If a person comes to my office and wants to rent an apartment and I see something that I believe will be troublesome I have the right to refuse to do business with that person.  Until recently the glimpse of a tattoo would be one of these red flags. (I guess every person under fifty has at least one tattoo today.) Tattoos were taboo when I grew up.  (A study I read years ago concerning tattoos compared the percentage of prisoners in a penitentiary who had tattoos with the percentage of people in the general populace who wore them.  The results showed that criminals were more than 10 times more likely to be tattooed than non-criminals.) 

While more and more people today are displaying their skin art, I still think there is a weakness in the psyche of a person who needs colored patches of skin to get attention.  Now that is my opinion not proven science, ok?  But if you come to my office to rent an apartment and you sport a montage of skin messages, I have a right to turn you away.  It is of no concern to anybody or group as to whether I based my decision on my personal reasons or for business reasons; I am not guilty of “discrimination”.  I am being discriminate. 

If some persons enter my office dressed in t-shirts that are four sizes too big and baggy pants cut off just above their white socks and who are throwing hand signs to one another I am going to tell them that any discussion about renting would be a waste of their time and mine.  I don’t care if they have wives with babies in their arms…I have every reason to believe they are either members of a gang or emulators of gang members and I don’t want to subject my other tenants to the kind of conduct I think they will indulge in.  That is my right and it is not “discrimination”. 

If my tenants are all middle aged singles I have the right to turn away any applicants who have children.  That is an act of discriminating on behalf of my tenants.  It is not “discrimination”. 

If a person who cannot speak English wants to rent from me I will not accommodate them.  Why?  Because that will be terribly inconvenient and perhaps disturbing to me or some of my tenants.  That is all I need to say no.  And that is being discriminating and it is not “discrimination”. 
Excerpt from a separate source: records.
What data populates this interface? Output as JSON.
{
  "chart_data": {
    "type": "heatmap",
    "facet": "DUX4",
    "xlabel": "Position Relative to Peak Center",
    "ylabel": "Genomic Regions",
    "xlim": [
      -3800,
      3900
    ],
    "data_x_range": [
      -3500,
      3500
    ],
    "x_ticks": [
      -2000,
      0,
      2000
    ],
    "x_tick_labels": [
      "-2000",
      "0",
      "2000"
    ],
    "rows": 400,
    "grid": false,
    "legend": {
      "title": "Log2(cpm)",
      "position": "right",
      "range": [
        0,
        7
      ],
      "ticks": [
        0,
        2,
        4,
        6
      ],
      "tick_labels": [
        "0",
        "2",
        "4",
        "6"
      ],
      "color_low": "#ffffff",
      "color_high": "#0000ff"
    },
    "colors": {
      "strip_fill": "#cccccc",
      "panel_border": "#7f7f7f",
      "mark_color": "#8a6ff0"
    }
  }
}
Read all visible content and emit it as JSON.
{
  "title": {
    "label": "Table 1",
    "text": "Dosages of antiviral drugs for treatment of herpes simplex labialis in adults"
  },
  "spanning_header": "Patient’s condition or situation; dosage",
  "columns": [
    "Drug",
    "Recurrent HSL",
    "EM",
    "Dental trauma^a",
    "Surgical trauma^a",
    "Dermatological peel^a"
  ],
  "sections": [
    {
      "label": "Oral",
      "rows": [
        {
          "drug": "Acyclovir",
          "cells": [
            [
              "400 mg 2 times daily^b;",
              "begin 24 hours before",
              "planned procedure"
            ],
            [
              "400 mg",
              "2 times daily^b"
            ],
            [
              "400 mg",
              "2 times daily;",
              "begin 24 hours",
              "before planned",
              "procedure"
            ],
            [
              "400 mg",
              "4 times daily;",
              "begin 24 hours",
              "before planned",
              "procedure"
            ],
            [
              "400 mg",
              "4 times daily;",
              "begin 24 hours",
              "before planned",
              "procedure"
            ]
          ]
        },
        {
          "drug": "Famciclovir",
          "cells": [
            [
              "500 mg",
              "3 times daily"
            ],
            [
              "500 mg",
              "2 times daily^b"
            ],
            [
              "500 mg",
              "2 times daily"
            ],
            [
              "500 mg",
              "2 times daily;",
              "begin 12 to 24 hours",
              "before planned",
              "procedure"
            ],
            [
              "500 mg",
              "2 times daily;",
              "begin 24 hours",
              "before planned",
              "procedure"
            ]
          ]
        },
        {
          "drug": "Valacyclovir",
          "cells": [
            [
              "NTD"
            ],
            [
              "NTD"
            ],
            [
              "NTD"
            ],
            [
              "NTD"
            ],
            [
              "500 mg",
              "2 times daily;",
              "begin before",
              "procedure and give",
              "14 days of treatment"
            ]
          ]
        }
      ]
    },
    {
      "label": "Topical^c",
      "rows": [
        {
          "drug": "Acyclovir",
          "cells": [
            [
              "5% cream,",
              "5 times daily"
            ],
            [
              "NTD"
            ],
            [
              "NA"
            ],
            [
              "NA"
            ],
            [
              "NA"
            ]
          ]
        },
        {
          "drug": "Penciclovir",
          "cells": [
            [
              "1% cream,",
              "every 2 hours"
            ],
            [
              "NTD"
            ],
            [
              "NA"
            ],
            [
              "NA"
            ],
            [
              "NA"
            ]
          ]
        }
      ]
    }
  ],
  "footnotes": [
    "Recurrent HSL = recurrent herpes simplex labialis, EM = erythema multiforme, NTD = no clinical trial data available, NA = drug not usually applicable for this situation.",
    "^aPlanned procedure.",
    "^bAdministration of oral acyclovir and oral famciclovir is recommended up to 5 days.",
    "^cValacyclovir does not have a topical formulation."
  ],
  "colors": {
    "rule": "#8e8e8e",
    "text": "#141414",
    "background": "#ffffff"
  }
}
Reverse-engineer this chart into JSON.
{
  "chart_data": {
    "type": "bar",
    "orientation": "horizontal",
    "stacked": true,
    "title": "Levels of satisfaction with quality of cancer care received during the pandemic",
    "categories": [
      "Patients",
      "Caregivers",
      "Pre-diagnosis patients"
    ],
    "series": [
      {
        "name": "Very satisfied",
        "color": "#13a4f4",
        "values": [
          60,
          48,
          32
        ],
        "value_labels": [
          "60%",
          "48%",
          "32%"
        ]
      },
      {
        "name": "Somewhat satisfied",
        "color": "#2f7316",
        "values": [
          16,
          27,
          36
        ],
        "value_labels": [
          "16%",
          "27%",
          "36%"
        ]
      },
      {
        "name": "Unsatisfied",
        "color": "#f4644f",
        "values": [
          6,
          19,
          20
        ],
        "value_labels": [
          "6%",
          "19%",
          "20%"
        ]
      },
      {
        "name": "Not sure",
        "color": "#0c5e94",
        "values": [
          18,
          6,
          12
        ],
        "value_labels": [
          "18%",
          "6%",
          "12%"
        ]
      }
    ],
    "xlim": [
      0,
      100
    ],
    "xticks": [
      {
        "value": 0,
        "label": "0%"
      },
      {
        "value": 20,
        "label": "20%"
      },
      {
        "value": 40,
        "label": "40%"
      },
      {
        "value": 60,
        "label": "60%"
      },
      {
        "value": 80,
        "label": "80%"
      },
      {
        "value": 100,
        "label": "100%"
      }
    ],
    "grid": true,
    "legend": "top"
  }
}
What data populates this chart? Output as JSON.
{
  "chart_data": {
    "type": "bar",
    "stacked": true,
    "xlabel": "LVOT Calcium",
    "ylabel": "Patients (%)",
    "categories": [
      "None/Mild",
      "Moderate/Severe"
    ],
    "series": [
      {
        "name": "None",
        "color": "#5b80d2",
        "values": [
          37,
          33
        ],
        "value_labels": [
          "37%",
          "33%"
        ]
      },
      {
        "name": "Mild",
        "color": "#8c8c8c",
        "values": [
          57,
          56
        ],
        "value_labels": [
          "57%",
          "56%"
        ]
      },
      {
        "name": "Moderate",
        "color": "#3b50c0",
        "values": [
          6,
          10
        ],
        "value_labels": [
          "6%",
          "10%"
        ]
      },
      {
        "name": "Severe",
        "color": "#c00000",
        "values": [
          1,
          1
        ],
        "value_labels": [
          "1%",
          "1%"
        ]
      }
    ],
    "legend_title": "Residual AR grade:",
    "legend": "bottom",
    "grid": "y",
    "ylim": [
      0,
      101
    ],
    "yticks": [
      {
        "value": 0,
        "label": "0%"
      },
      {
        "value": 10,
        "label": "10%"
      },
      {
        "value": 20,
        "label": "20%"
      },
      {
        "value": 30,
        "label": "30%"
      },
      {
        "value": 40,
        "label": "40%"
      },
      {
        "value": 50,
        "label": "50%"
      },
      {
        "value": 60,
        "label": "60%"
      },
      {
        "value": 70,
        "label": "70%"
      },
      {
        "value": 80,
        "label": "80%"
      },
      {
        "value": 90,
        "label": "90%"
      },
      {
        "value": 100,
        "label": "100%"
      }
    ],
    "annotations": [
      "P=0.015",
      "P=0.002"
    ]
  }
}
My point in all this is that any person has the right to discriminate for what ever reasons he or she holds.  To discriminate is to make decisions on demeanor, behavior or even suspected behavior and doing so is not “discrimination”.   

Government has no legal authority to accuse me of or punish me for my individual acts of discriminating based on my personal reasons concerning my homestead, business or private property.  The worst thing we citizens have allowed to happen during the last fifty years or so is the government’s defining any entity dealing with the general public as “public property”. 

If I own a restaurant, clothing store, apartments or any kind of business it is my private property, period.  And how I conduct my business is my business.  If the government interferes with my business practices or my personal activities by forcing me to not discriminate between individuals on the basis of them being a member of some “group”, I am the one being discriminated against. 

I’m sure a lot of multi-culturist, quota-loving, anti-individualists will disagree with me on this issue.  And I’m sure I’ll be called all kind of names.  Just be discriminating with your choice of words, please.